AutoZone (NYSE: AZO) and Carvana (NYSE: CVNA) are two stocks with multiple insiders buying company stock in recent weeks and months. Since there are multiple inside buyers, the purchases may signify that the insiders have confidence in the stocks.

  • On May 26, AutoZone Director Brian Hannasch bought 133 shares of company stock for $1,901.95 each. The total purchase price for the investment was $252,959. In addition, Senior Vice President Michelle Borninkhof bought 259 shares for $1,944.66 each on March 21. AutoZone is a leading seller of replacement parts and accessories for cars and trucks. The company has over 6,000 stores in the US and over 700 in Mexico and Brazil. AutoZone stock trades at a P/E ratio of 18x and does not pay a dividend.
  • Throughout April and May, multiple Carvana employees bought company stock. Vice President Paul Breaux bought shares on May 20 and May 24. Before that, CEO Ernest Garcia bought shares on April 26. Shares of Carvana have cratered nearly 90% since the beginning of the year. Insider buying of the stock may signify that things will turn around. Interestingly, insiders sold heavily in 2021 when the shares were much higher. The sellers included Mr. Breaux and Mr. Garcia.

Three Insider Buying Stocks for 2022

Best Buy (NYSE: BBY), Carnival (NYSE: CCL) and Avis Budget Group (Nasdaq: CAR) each had large insider buys in recent months. The large buys from insiders buying stocks may show that the buyer is willing to make a big investment in the company.

  • Best Buy founder and chairman Richard Schulze bought shares of the company on May 27. He bought 250,000 shares with an average price of $79.60 per share. The grand total for Mr. Schulze’s purchases came to nearly $20 million. The filing shows that Mr. Schulze owns about 23 million shares. Although the recent purchases seem like a big investment, the shares are only a small amount of his total shares in Best Buy.
  • Avis Budget Group Executive Chairman Bernardo Hees bought 28,334 shares of the company on May 26. The average price he paid for those shares was $172.8 each. That means his total investment in the company stock on that day was $4.9 million. Mr. Hees is the Chairman of Avis’s board and formerly served as CEO of Kraft Heinz. Avis stock is currently trading at a P/E ratio of 6x.
  • Carnival cruise line Director Randall Weisenburger bought 100,000 shares of company stock. The average price for the shares was $11. 76 each. Mr. Weisenburger’s total investment was over $1 million.

More on Insiders Buying Stocks

Like any other investor, insiders can be wrong about a stock. Just because the buyer or seller is an insider does not guarantee that the stock will rise or fall. Professionals can make mistakes too.

On the other hand, the stock market plays a role in how a specific stock performs. For instance, a stock market selloff like we’ve seen at the beginning of 2022 can brings many stocks down. The stock may be down due to a panic in the stock market. If you bought a stock that you liked based on insider buying, it doesn’t mean you or the buyer is wrong.

Likewise, many stocks can rise because the stock market is doing very well. If you sold a stock based on insider selling and the stock goes up, it doesn’t mean you or the seller were wrong.

Company stock often makes up a significant part of an employee’s net worth. For instance, if a key employee wants to buy a house, they may have to sell stock to fund the home purchase. Remember, insider buying or selling does not necessarily tell you why the insider is doing so.
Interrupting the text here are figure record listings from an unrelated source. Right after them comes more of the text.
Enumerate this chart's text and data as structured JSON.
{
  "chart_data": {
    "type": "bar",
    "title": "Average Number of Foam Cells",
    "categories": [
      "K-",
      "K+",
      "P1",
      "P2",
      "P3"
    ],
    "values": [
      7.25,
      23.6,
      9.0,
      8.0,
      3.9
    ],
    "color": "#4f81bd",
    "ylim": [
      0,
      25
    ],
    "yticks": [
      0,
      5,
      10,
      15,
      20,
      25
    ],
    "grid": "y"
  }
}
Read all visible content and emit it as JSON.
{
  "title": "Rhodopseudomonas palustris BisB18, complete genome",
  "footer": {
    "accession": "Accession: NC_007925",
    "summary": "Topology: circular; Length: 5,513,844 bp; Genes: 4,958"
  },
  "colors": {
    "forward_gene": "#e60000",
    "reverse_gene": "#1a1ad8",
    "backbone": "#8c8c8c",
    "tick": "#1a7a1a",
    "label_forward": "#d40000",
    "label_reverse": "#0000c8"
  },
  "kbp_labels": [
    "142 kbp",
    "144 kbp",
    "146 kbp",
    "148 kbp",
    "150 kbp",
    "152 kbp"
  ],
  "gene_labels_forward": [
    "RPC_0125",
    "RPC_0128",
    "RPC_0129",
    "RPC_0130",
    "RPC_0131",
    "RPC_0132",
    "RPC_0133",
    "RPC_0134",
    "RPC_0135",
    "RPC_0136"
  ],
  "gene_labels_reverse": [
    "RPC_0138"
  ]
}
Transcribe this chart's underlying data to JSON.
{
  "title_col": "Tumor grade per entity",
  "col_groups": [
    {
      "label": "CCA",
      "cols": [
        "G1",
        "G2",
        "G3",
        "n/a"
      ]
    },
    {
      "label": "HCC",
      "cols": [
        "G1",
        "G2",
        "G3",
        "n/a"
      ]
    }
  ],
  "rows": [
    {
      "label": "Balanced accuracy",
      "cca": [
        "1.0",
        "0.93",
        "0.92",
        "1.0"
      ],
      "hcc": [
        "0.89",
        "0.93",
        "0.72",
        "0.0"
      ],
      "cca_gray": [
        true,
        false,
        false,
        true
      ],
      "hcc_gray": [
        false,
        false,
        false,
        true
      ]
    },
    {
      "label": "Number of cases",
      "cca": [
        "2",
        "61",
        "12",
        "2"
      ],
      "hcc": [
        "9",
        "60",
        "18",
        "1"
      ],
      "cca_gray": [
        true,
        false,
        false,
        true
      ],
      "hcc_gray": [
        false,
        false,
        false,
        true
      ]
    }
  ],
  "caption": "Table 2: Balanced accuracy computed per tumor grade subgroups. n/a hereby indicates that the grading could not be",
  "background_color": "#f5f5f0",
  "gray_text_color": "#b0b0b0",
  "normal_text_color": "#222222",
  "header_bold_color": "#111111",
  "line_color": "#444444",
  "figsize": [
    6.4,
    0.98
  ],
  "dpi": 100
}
In a case like this, the sale doesn’t mean the employee is losing confidence in the company. That’s why it is essential to do your homework before you invest.

Rule 10b5-1

Insiders buying stocks can also be illegal. When company insiders know material information about the company that is not publicly available, the insiders cannot trade the stock. Many companies have adopted Rule 105b-1 trading policies to combat illegal insider trading.

Since material information happens randomly, Rule 105b-1 policies only allow insiders to sell stock at predetermined times. That way, insiders are discouraged from selling stock based on information not available to all other shareholders.